Dil ve Anlam – Anlama ve İletişim

“Beni yanlış anladın.”, “Her şeyi anlatamadık.” türünden serzenişlerle gündelik hayatınızda sıkça karşılaşmışsınızdır. Hayatı kimi zaman bizim için çekilmez kılan anlam ve anlama sorunlarıdır.

Her insan iletişimde zihninden geçenleri karşısındakine tam olarak yansıtamayabilir ya da karşısındaki yansıtılanları tam olarak anlamayabilir. Her iki durumda da karşımıza bir anlam ve anlamlandırma sorunu çıkar.

Dil, kısaca ifade etmek gerekirse bir uzlaşma ve uzlaşımın taraflarca kabulüdür. Yaşayan canlı bir kategoridir. Gelenek, görenek, tarihsel birikim, gelişim süreci de bizlere, oluşturulan uzlaşımı anlatır.

Örnek vermek gerekirse “Bugün hava yağışlıdır.” önermesinin bildirdiği yargıyı hepimiz anlarız: Bugün yağmur veya kar yağmıştır. Bu örnek bize dilin en basit uzlaşılmış anlamını vermektedir. Örnekleri daha karmaşık olanlarına doğru çoğaltabiliriz.

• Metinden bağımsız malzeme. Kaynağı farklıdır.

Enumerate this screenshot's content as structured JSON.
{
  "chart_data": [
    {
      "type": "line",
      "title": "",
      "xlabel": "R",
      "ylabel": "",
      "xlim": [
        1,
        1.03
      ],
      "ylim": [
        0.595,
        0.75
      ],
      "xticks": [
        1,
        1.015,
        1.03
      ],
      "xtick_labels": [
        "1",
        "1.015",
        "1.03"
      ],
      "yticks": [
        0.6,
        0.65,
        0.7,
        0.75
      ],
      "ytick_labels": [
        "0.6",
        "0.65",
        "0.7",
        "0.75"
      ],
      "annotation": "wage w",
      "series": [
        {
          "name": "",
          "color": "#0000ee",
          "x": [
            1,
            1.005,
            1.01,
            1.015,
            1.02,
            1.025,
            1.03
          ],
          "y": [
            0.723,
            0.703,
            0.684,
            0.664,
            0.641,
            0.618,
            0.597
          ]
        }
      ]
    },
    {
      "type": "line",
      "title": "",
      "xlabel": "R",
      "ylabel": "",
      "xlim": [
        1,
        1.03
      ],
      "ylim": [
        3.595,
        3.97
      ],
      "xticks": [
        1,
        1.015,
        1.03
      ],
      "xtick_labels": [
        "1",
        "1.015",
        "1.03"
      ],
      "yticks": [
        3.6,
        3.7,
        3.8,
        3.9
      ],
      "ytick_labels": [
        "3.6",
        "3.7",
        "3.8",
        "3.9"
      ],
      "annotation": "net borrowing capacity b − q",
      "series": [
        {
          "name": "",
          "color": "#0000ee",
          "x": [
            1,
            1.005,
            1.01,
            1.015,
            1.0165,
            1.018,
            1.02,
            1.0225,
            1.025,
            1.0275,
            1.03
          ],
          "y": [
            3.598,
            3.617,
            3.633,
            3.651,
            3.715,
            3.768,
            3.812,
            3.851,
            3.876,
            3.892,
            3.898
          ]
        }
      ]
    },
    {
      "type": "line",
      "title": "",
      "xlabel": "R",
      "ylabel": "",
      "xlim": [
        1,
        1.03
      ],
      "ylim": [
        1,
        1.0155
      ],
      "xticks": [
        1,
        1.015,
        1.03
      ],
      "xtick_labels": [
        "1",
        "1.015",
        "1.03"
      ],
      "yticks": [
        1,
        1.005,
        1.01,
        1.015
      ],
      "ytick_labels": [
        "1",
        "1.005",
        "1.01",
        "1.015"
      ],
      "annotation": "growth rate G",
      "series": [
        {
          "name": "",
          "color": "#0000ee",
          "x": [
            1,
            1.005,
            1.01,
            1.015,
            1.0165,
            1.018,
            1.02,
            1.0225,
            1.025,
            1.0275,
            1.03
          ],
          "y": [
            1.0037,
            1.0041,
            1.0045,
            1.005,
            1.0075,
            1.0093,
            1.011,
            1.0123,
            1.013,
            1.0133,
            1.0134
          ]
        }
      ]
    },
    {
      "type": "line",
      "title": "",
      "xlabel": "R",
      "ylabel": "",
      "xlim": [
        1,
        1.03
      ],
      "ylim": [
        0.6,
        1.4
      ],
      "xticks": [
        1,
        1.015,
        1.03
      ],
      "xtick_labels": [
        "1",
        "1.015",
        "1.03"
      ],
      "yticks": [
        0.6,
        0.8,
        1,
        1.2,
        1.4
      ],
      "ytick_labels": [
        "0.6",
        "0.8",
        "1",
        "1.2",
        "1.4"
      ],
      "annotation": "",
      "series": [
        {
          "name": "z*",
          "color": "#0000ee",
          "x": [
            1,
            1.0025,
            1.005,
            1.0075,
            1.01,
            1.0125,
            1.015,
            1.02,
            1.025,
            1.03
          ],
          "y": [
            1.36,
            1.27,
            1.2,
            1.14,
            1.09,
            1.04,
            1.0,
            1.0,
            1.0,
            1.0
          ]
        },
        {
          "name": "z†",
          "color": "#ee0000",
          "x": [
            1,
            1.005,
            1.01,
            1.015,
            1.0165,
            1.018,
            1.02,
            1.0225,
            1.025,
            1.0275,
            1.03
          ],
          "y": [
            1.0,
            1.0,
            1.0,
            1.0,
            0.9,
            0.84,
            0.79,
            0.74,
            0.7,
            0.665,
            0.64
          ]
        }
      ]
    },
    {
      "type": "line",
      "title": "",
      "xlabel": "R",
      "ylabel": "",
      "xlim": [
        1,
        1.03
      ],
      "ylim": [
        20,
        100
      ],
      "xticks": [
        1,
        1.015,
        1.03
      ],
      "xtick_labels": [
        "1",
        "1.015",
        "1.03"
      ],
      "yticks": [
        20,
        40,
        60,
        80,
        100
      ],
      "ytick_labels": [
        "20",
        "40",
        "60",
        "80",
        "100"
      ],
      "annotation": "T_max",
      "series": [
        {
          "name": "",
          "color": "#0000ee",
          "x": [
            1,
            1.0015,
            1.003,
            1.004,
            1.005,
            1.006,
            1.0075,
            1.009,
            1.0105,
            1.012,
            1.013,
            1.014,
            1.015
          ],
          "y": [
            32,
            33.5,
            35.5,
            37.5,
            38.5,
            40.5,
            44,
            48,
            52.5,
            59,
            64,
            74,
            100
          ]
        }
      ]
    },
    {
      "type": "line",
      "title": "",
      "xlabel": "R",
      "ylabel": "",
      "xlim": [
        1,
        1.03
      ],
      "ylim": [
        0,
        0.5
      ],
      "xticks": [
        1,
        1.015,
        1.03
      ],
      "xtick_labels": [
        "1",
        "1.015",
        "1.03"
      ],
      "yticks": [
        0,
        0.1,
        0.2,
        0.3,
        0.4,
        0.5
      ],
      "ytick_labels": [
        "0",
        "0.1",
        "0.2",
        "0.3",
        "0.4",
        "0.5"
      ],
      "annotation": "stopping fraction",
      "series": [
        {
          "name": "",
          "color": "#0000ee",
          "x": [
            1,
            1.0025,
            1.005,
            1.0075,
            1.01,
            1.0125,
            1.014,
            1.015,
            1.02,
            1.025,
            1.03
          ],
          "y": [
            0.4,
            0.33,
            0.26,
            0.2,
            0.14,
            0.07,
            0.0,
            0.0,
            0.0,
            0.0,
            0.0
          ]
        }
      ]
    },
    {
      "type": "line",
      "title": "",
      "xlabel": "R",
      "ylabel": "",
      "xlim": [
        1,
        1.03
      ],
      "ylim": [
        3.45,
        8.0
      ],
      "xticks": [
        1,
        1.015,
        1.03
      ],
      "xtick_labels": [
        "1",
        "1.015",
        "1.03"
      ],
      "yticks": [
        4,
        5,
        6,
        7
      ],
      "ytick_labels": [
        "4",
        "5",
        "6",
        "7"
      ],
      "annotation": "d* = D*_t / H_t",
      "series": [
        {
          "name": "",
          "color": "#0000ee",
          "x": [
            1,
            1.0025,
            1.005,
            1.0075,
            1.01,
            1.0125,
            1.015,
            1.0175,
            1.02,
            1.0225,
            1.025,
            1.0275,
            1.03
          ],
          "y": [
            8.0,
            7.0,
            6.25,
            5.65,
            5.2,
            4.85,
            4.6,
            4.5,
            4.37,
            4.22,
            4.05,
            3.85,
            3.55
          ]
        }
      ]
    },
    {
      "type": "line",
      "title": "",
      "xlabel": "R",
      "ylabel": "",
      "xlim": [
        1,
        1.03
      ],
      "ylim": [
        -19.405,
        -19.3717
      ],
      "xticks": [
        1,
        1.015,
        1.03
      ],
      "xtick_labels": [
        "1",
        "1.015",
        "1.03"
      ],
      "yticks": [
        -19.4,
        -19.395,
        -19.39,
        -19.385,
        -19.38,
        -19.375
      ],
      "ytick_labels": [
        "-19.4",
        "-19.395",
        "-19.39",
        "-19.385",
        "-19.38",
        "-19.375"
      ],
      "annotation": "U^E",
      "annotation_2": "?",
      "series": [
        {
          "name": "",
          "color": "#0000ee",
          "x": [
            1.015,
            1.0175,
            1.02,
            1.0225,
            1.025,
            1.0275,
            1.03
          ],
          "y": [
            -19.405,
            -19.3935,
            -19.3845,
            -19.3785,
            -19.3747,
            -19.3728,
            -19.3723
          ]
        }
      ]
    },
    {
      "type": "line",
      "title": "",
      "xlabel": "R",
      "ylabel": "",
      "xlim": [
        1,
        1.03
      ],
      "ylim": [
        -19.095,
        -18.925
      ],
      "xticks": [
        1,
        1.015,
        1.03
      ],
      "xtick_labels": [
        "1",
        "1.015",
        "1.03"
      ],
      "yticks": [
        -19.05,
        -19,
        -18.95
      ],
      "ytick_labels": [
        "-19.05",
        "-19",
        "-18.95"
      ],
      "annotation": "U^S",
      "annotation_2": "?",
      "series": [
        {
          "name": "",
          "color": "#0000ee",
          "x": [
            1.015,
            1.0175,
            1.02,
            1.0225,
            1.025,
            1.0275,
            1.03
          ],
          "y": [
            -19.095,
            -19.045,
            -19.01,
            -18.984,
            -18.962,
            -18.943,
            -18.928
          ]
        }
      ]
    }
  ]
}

Uzmanlık alanlarına ait dillerin anlamları gittikçe karmaşıklaşır, anlayıcı kitle de neredeyse doğrusal olarak azalır ve kendi uzmanlarıyla sınırlı hâle gelir.

Bütün anlam ve anlamlandırmalar – sözcük, önerme, cümle ya da paragraf – uzlaşımın ürünüdür.

İletişim bu uzun sürecin sonunda ortaya çıkan iletmek için söz, yazı veyahut herhangi bir sembolik dil yoluyla verilmek, gönderilmek istenen mesajın, haberin tek yönlü iletmekten; çift yönlü iletişime geçişin de başlangıcını oluşturur.